Depuis plus d'un an, pas un mot pour se désolidariser des chiffres avancés par NGE du côté des services de l'Etat, des élus ou des ministères. Un étrange silence qui se conclut donc par cette révélation fracassante : NGE obtient la concession !
RENDORMEZ-VOUS BRAVE GENS
L'annonce du retrait des projets de carrières n’est pas de nature à calmer les opposants. Bien au contraire, en annonçant le concessionnaire et la suppression des projets de carrières, J. Castex vient de démontrer que NGE connaît mieux que quiconque le dossier, et dans le même temps, il donne raison aux collectifs qui ont lancé l’alerte sur l’irrégularité des projets de carrières portés par cette même entreprise. En somme, "on admet avoir tenté de contourner le droit environnemental, maintenant rendormez-vous braves gens !"
Face à cela, la Ministre de la Transition Écologique ne pense toujours pas utile de donner suite à la lettre ouverte que lui a adressée SCM81 pour lui demander une étude indépendante sur les remblais. Le collectif l'a relancée cette semaine par voie de presse :
« Nous ne sommes pas dupes sur la sous-estimation flagrante de la quantité de remblai dans le dossier d’Enquête Publique, ce qui est de nature à remettre en cause la Déclaration d’Utilité Publique signée en 2018. Nous réitérons donc avec la plus grande détermination notre demande à la Ministre de la Transition Écologique afin qu’elle apporte des éléments précis sur les remblais indispensables à la réalisation du projet autoroutier. Des réponses à ces questions permettraient d’apaiser une escalade des tensions que nous souhaitons absolument éviter. Espérons que ce soit également le souhait des autorités compétentes, seules à même d’apporter ces réponses. »
NGE ET L’ART DU CONTOURNEMENT
Alors qu’est annoncé un début de chantier pour 2023, NGE a dans les faits débutée la construction de son autoroute dès 2000, bien avant que la décision de mise en concession ne soit actée autour d'un déjeuner. par le Ministre des Transports et le dirigeant milliardaire d'une firme pharmaceutique.

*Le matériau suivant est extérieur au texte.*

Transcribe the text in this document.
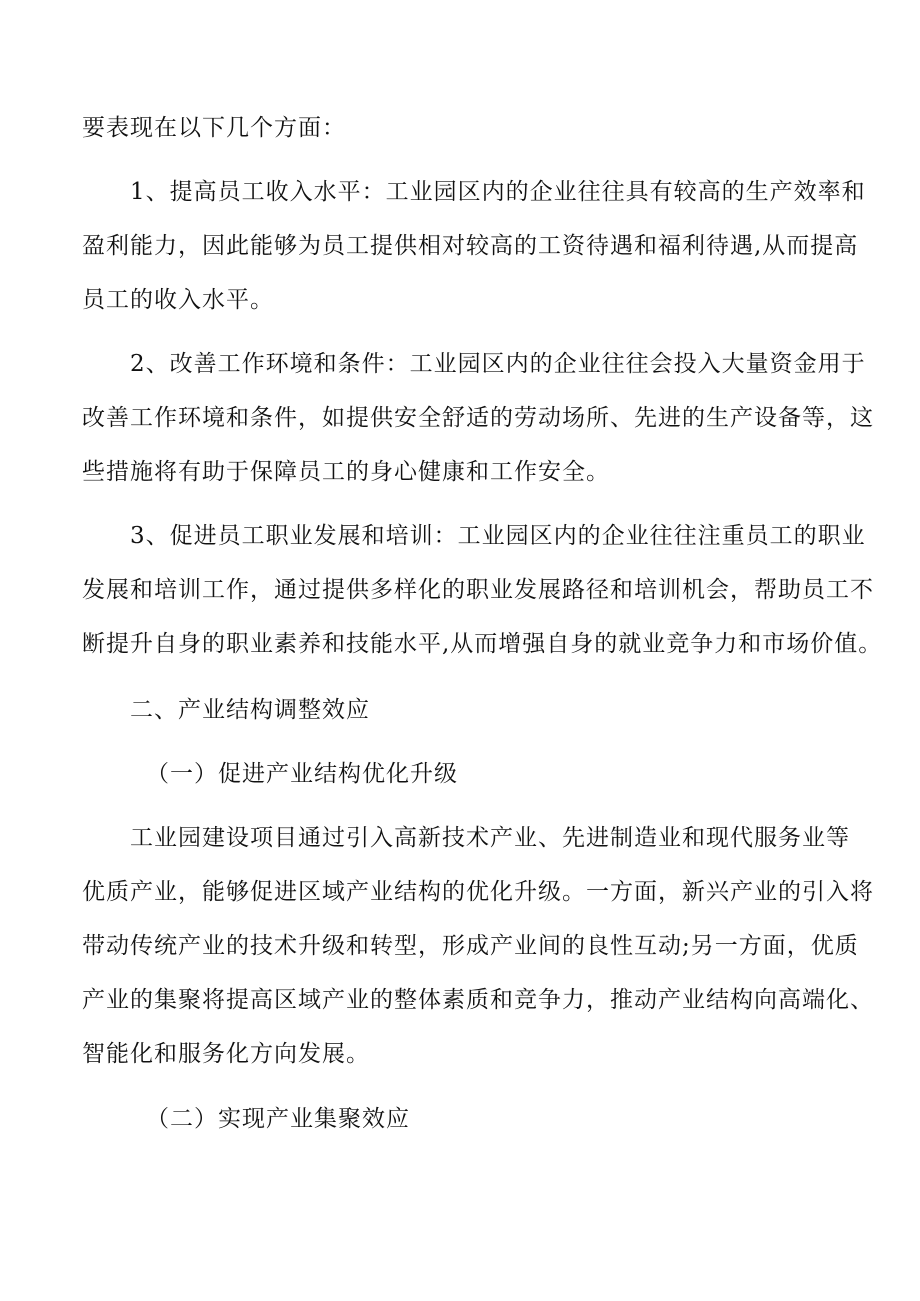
要表现在以下几个方面：
1、提高员工收入水平：工业园区内的企业往往具有较高的生产效率和
盈利能力，因此能够为员工提供相对较高的工资待遇和福利待遇,从而提高
员工的收入水平。
2、改善工作环境和条件：工业园区内的企业往往会投入大量资金用于
改善工作环境和条件，如提供安全舒适的劳动场所、先进的生产设备等，这
些措施将有助于保障员工的身心健康和工作安全。
3、促进员工职业发展和培训：工业园区内的企业往往注重员工的职业
发展和培训工作，通过提供多样化的职业发展路径和培训机会，帮助员工不
断提升自身的职业素养和技能水平,从而增强自身的就业竞争力和市场价值。
二、产业结构调整效应
（一）促进产业结构优化升级
工业园建设项目通过引入高新技术产业、先进制造业和现代服务业等
优质产业，能够促进区域产业结构的优化升级。一方面，新兴产业的引入将
带动传统产业的技术升级和转型，形成产业间的良性互动;另一方面，优质
产业的集聚将提高区域产业的整体素质和竞争力，推动产业结构向高端化、
智能化和服务化方向发展。
（二）实现产业集聚效应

En 2000, puis en 2008, le trajet Castres-Toulouse gagnait en temps et en confort avec la réalisation par NGE des contournements de Soual et de Puylaurens, deux tronçons en 2x2 voies financés par 55 millions d’euros d’argent public.
Mais quand les automobilistes et les habitants de Soual et de Puylaurens pensaient bénéficier de routes publiques, NGE s’offrait pour l’avenir des routes privées aux frais du contribuable ! Eh oui, ces tronçons seraient gracieusement cédés à l'heureux concessionnaire de l'autoroute, qui ne proposera aucun itinéraire de substitution...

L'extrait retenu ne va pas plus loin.